Yes, that's definitely smoke
Today's leaked list of quango terminations makes interesting reading. Out of the 1000+ currently in existence, 177 are definitely going, 129 are being merged, and a further 94 are still awaiting sentence.
Onto the bonfire go some of BOM's real old faves: the Audit Commission (eg see this blog), the Qualifications and Curriculum and Authority (see this blog), the Thames Gateway Development Corporation (see this blog), the UK Film Council (see this blog), the Union Modernisation Advisory Fund (see this blog), and others too numerous to mention.
The DT has an absolutely excellent visual summary of the cuts here.
So where do we stand against our list of priority candidates set out in the TPA/IOD cuts paper? Here's our top 13 candidates for abolition/privatisation, along with their most recently published annual costs (as summarised in the TPA's 2009 quango report - see there for details):
- Standards Board for England (£10m) - chopped
- Office for Fair Access (£0.4m) - still awaiting sentence
- National College for School Leadership (£83m) - still awaiting sentence
- BECTA (£10m) - chopped
- School Food Trust (£6m) - chopped
- Welsh C4 (£98m) - apparently reprieved
- Football Licencing Authority (£1m)- apparently reprieved
- Commission for Architecture and the Built Environment (£12m) - still awaiting sentence
- Thurrock Thames Gateway Development Corporation; London Thames Gateway Development Corporation; West Northamptonshire Development Corporation (£125m) - all chopped
- British Waterways (£68m) - chopped (although presumably that really means spun off - as recommended by the TPA)
- Sustainable Development Commission (£3m) - chopped
- Carbon Trust (£94m) - still awaiting sentence
- Regional Development Agencies (£2,212m) - chopped
Which is all quite impressive. But there's still a lot to do.

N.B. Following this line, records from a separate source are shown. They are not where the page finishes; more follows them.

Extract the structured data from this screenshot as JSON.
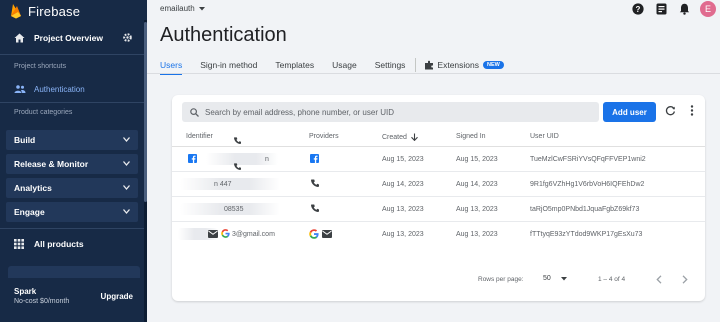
{
  "sidebar": {
    "brand": "Firebase",
    "project_overview": "Project Overview",
    "shortcuts_label": "Project shortcuts",
    "authentication": "Authentication",
    "categories_label": "Product categories",
    "categories": [
      {
        "label": "Build"
      },
      {
        "label": "Release & Monitor"
      },
      {
        "label": "Analytics"
      },
      {
        "label": "Engage"
      }
    ],
    "all_products": "All products",
    "plan_name": "Spark",
    "plan_price": "No-cost $0/month",
    "upgrade": "Upgrade"
  },
  "header": {
    "project": "emailauth",
    "avatar_letter": "E"
  },
  "page": {
    "title": "Authentication",
    "tabs": [
      {
        "label": "Users",
        "active": true
      },
      {
        "label": "Sign-in method"
      },
      {
        "label": "Templates"
      },
      {
        "label": "Usage"
      },
      {
        "label": "Settings"
      }
    ],
    "extensions_label": "Extensions",
    "new_badge": "NEW"
  },
  "users": {
    "search_placeholder": "Search by email address, phone number, or user UID",
    "add_user": "Add user",
    "columns": {
      "identifier": "Identifier",
      "providers": "Providers",
      "created": "Created",
      "signed_in": "Signed In",
      "uid": "User UID"
    },
    "rows": [
      {
        "id_fragment": "n",
        "created": "Aug 15, 2023",
        "signed_in": "Aug 15, 2023",
        "uid": "TueMzlCwFSRiYVsQFqFFVEP1wni2",
        "providers": [
          "facebook-icon"
        ]
      },
      {
        "id_fragment": "n   447",
        "created": "Aug 14, 2023",
        "signed_in": "Aug 14, 2023",
        "uid": "9R1fg6VZhHg1V6rbVoH6IQFEhDw2",
        "providers": [
          "phone-icon"
        ]
      },
      {
        "id_fragment": "08535",
        "created": "Aug 13, 2023",
        "signed_in": "Aug 13, 2023",
        "uid": "taRjO5mp0PNbd1JquaFgbZ69kf73",
        "providers": [
          "phone-icon"
        ]
      },
      {
        "id_fragment": "3@gmail.com",
        "created": "Aug 13, 2023",
        "signed_in": "Aug 13, 2023",
        "uid": "fTTtyqE93zYTdod9WKP17gEsXu73",
        "providers": [
          "google-icon",
          "email-icon"
        ]
      }
    ],
    "pagination": {
      "rows_per_page_label": "Rows per page:",
      "rows_per_page": "50",
      "range": "1 – 4 of 4"
    }
  },
  "colors": {
    "sidebar_bg": "#172a46",
    "accent": "#1a73e8",
    "facebook": "#1877f2"
  }
}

To start with, the 94 quangos still awaiting sentence include some prime candidates for the chop. Not just the Carbon Trust, but also our old friends the British Council, and the BBC (well, the World Service anyway). We mustn't have any last minute wobbling on them.
And then there's the Regional Development Agencies. They may have been chopped, but are they actually in the flames yet? We wouldn't want to find they've been hoiked out of the bonfire and surreptitiously given a new life under an assumed name.
Which raises a broader point we mustn't lose sight of. While chopping quangos has a huge appeal to most of us, what really matters in terms of cost saving is chopping the programmes they are responsible for. Thus chopping the RDAs only saves big bucks if the underlying spending is also cut - if the spending carries on, only administered direct by St Vince, nothing much gets saved at all.
When the Comprehensive Spending Review is formally announced next month, we'll need to probe very carefully behind the quango headlines.
PS Talking of the BBC, it's good to hear they've finally agreed to allow the National Audit Office full access to the BBC's books. Except of course, they haven't quite - "stars" pay will apparently remain secret. It is disgraceful that a tax-funded quango should have been able to stop us knowing how it spends our money for so long - behaviour that stands in stark contrast to its own strident calls for transparency in everyone else's financial affairs (eg bankers bonuses). And compare their own lack of disclosure with the lip smackin' detail they are pumping out on who will lose from the public spending cuts.